Previous installments: Barbican to Moorgate, Moorgate to Tower Hill, Tower Hill to Blackfriars.
This installment leads me from BlackFriars to Temple. Blackfriars was named after the Dominican Friars who arrived on the site around 1200AD, while the Temple is named after the Knights Templar of the 1100s.
Above, Hare court inside the Inner Temple area of London. (note for irregular readers: I like triangular compositions)

This section of the Circle Line is one of the most mysterious. A large number of Londoners, maybe even most of them, do not realise the area known as Temple even exists. Larger than Trafalgar Square and Leicester square put together, Temple is a large complex of buildings with the Temple Church at its centre. The Church shown above was founded by the Knights Templar in 1185 around the time of the Crusades. There is far too much history around this for me to cover here, unfortunately, but the area is something every Londoner should visit.
Work yourself inside the church and you’ll find effigies of Knights from the 1200’s. The inside itself was refurbished by Christopher Wren after the great fire of London of 1666.

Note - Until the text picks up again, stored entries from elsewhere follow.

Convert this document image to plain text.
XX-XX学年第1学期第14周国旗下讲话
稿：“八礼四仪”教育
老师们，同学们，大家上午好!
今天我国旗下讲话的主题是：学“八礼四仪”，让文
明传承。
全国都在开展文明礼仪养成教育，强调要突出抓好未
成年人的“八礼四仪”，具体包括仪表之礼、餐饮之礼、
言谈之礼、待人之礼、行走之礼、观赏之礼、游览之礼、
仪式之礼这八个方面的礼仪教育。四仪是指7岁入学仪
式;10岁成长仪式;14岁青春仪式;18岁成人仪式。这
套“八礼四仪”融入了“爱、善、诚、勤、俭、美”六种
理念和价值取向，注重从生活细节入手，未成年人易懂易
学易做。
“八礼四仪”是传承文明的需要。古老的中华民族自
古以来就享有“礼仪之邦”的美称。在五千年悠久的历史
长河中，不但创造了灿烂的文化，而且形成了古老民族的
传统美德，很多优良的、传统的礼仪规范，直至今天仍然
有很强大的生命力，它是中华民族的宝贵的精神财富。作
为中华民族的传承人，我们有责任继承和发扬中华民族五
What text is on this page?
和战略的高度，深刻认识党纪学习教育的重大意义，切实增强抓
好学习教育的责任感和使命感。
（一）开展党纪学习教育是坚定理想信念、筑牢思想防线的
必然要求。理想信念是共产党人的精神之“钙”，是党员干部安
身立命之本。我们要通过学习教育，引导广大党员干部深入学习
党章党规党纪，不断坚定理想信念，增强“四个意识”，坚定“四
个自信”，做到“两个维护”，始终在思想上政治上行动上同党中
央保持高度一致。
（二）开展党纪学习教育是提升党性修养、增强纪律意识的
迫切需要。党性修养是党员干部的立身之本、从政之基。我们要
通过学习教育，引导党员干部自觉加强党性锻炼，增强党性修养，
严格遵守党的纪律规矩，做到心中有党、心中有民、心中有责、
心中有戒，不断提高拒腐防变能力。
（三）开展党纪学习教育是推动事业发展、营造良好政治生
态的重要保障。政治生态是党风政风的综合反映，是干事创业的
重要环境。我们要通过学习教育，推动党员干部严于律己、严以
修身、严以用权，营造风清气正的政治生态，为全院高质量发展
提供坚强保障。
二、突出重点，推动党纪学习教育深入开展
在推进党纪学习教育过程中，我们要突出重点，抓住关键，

There are only a few small and nondescript entrances to Temple, and despite walking past them hundreds of times I had never ventured inside. Perhaps this had something to do with the sign ‘Open to Inner Temple members only’ that you see from the Thames entrance. Above, you can see a garden as fine as any in London. If you manage to make your way inside, you might be as lucky as I was and have it all to yourself. The incredible fact is that several feet directly underneath this fountain trains full of hundreds of people rattle past every 2-3 minutes year round (myself included) and the commuters are largely unaware. As if that is not enough, this very garden is where the ‘War of the Roses’ was alleged to have started, Shakespeare describing the event in Henry VI with the plucking of a rose in Temple Garden.
The Knights Templar didn’t hold on to the area for long, as early as the 1300’s it was leased to the lawyers and barristers of London. To this day it is home to the leading Queens Counsels of the UK, most buildings still house the lawyers of London. Above is Middle Temple dating from Elizabethan times and known to be where some of Shakespeare’s plays were first held.